In the long interval I have watched and admired the easy assurance, playfulness, and d'Artagnan air of this rollicking blade, wearing so jauntily the colors of his country. He, like many others of our bright-colored birds, has had to struggle against not only natural forces of destruction but the more deadly one of the slow-dying unjust prejudices clustered around the banner of "SHOOT HIM DOWN."

Next time the opportunity offers, listen to one of the Redhead's family conferences, when the brown youngsters are old enough to participate. The arguments, loud calls, uncensored remarks, and unwoodpecker-like notes would shame a Democratic convention. The hearer might even imagine Dawes was addressing the Senate! Watch a pair harry a red squirrel who perhaps had broken into their cache of beechnuts. The opening attack is delivered in apparent anger but as the melée progresses, gradually changes into its real character of pure teasing. The birds generally come out top-dog, driving the would-be thief into hiding and altho my sympathies usually are with the under canine, in this case the flaunting flag of victory waved about the miscreant wins my unqualified approval. I have seen a pair isolate one of the rufous-coated imps on top of a fence-post and bedevil him so persistently that he fairly frothed at the mouth, thereby releasing some of the beechnuts stowed in his pouch. These, one of the aggressors carried off and hid, the other meanwhile continuing the attack until the freebooter gave up the rest of the loot.

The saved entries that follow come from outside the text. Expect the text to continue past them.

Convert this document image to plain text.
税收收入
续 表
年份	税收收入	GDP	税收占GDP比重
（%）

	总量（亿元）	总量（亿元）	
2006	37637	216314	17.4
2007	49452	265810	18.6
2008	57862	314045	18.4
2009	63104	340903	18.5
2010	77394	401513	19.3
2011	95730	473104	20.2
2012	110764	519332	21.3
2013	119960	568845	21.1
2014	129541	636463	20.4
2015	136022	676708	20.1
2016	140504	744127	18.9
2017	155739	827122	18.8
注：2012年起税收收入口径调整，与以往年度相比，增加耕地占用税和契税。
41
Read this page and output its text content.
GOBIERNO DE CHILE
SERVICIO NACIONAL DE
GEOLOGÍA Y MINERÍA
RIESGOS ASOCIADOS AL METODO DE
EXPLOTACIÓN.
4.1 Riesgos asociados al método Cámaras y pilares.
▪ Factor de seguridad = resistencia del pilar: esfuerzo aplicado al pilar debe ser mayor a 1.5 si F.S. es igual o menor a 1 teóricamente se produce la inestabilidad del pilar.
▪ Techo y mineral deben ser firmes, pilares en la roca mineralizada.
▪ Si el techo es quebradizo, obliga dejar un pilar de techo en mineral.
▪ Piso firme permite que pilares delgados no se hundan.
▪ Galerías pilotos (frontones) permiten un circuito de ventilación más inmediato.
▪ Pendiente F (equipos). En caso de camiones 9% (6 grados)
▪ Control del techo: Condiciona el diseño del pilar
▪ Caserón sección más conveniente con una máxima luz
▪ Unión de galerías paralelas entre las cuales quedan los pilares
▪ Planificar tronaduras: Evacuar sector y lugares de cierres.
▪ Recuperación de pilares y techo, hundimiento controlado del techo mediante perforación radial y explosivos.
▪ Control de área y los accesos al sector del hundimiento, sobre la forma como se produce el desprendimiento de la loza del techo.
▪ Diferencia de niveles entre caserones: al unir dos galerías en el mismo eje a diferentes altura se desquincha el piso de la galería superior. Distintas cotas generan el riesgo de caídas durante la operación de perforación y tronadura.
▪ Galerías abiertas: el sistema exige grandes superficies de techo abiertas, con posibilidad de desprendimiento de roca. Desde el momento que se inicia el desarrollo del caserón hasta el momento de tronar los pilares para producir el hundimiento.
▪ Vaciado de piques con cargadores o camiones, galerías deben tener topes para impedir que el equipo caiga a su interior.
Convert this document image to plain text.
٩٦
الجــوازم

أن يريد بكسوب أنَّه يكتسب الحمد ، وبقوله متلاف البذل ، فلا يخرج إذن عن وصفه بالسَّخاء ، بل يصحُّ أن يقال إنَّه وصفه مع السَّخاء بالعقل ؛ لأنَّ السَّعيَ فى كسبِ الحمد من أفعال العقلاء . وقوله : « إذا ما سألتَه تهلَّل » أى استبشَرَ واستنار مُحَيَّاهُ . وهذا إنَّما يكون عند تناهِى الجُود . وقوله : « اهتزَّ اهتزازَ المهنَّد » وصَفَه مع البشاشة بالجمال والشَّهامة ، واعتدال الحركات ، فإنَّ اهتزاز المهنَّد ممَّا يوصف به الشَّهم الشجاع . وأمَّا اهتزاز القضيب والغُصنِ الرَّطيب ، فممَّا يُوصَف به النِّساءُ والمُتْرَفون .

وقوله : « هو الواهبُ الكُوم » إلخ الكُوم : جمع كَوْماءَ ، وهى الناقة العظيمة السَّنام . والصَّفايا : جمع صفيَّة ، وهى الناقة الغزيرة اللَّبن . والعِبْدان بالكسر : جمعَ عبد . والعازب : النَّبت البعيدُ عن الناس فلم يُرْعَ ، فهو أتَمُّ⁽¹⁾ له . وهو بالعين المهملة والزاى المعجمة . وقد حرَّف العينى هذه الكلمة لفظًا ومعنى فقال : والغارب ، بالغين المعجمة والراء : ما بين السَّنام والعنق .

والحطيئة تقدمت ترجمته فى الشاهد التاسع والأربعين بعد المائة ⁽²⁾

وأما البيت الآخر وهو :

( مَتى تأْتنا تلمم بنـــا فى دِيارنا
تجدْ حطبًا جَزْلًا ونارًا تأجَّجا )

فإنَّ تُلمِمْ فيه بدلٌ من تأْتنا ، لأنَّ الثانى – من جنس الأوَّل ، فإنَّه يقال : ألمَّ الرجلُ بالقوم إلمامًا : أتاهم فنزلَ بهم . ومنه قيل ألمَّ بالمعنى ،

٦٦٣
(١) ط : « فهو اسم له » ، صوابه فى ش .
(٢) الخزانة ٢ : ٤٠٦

Most of the genus possess a limited vocabulary but the Redhead voices an astounding array of chirps, cheeps, and rough notes including a wickup-wickup-wickup-wickup, shorter but resembling the Flicker's rolling call. Like his relative, the Anteating Woodpecker of the West, who digs holes in an old stump and fills them with acorns, sometimes traveling miles to obtain the oak-seed — the Redhead stuffs surplus food away in crannies. He lacks the instinct to chisel holes for these stores, always stowing them in some natural cavity, but the tendency toward forehandedness is there. I have frequently found large black beetles with all legs carefully removed, under crannies of bark; probably secreted at a time when the guardian angel of coleoptera may have been wandering off in the woods elsewhere, watching the nymphs and fauns at play. The utter indifference of the stronger form of life toward the suffering and torture of the weaker is not conducive to a belief that the Monitor of all cares very much whether or not they suffer.

Partiality for dust baths has fatal consequence. Hundreds are killed every year by automobiles, especially in the middle western states.

Range

Central and eastern United States and British provinces. West to Wyoming, Colorado and Texas. Rare and local east of the Hudson river.